Martin Luther King Jr.'s Niece Speaks About Trayvon Martin
Les: I've read a little bit about what you've been saying since the verdict, and you believe that there are some people who are sort of ginning up some racial unrest.
King: In all fairness, however, I believe that we really have an unfair legal and justice system with so many African American men incarcerated in high numbers, all of that. I'm not delighted with our justice system, however the verdict itself, I have three adult children and I'm a former state legislature, so as we were watching the trial I said, "Oh my goodness, they going to be able to prove beyond a reasonable doubt." So that was the law and justice was served, however, really I serve God and I'm looking at this from a viewpoint of fairness and so there needed to be justice for Trayvon. His dream went to his grave with him. His parents have shown us wonderful dignity and strength and so I was very disturbed about that. So, I do agree that there should be some justice for Trayvon, but the form of that justice and what it takes should not be politically driven but it should be dealt by compassion and a desire to transform hearts in America.

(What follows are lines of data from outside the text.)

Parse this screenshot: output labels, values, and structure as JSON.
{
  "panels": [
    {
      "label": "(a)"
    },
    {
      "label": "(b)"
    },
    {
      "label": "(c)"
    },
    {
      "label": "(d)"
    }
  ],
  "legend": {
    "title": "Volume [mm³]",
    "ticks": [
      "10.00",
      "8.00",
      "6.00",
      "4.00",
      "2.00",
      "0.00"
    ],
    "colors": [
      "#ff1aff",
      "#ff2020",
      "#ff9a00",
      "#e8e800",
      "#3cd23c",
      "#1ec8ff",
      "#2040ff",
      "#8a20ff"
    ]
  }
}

Les: Can you just tell me who in particular do you think is exploiting this, if you will, and for what purpose?
King: Right now it’s politically driven. And you have people on both sides who have forgotten that a young man has been killed. Let’s take this moment to reconcile the human race. Not separate races though, not separate races, but the human race. And so anything that is going to incite violence is not a good thing, but something that will cause people to come together and say it was a terrible thing that happened to Trayvon. I believe his parents should be able to get something civilly, I really do and I think we should be praying for that because they've lost their son.
Les: Do believe there is some misguided anger out there?
King: I believe the anger is appropriate. I'm disappointed. I’m sad. I'm not angry, I'm grieving. And so when you take a young man, 17 years old, and you kill him, you murder him, and his dreams go to the grave with him. You don't know what Trayvon Martin could have been, who he could have been and I think that’s very, very tragic, and America does need to answer that question.
Les: You also, I believe, have said that you were not thrilled about this image of your uncle wearing this hoodie that someone had photoshopped. Why not?
King: Looking at the hoodie, and seeing the pain, the anguish, the need for justice, but no solutions. Martin Luther King Jr. brought us solutions of hope. You know, because especially African American men are hopeless, jobless and dreamless. Too many of our men are. So Martin Luther King Jr., being a man, would want to bring that kind of hope and resolution. And you know, in the 1940's and 50's, black men carried signs, and they said “I am a man! I am a man!” And do you know the statement "Hey Man!", and you shake hands as a black man? Well, the reason that that happened, black men used to be called “boy” by slave masters and things like that, and so they learned to say "Hey Man! Hey Man!" And so I'm not seeing the resolution that would bring the dignity, the hope and all of that in the hoodie picture. So I go to Martin Luther King Jr.'s words. When we use the words or the image of Martin Luther King, we want to think transformation, we want to think a new beginning, we want to think hope and promise. And so that’s what I'm looking for anytime I see the image of Martin Luther King Jr.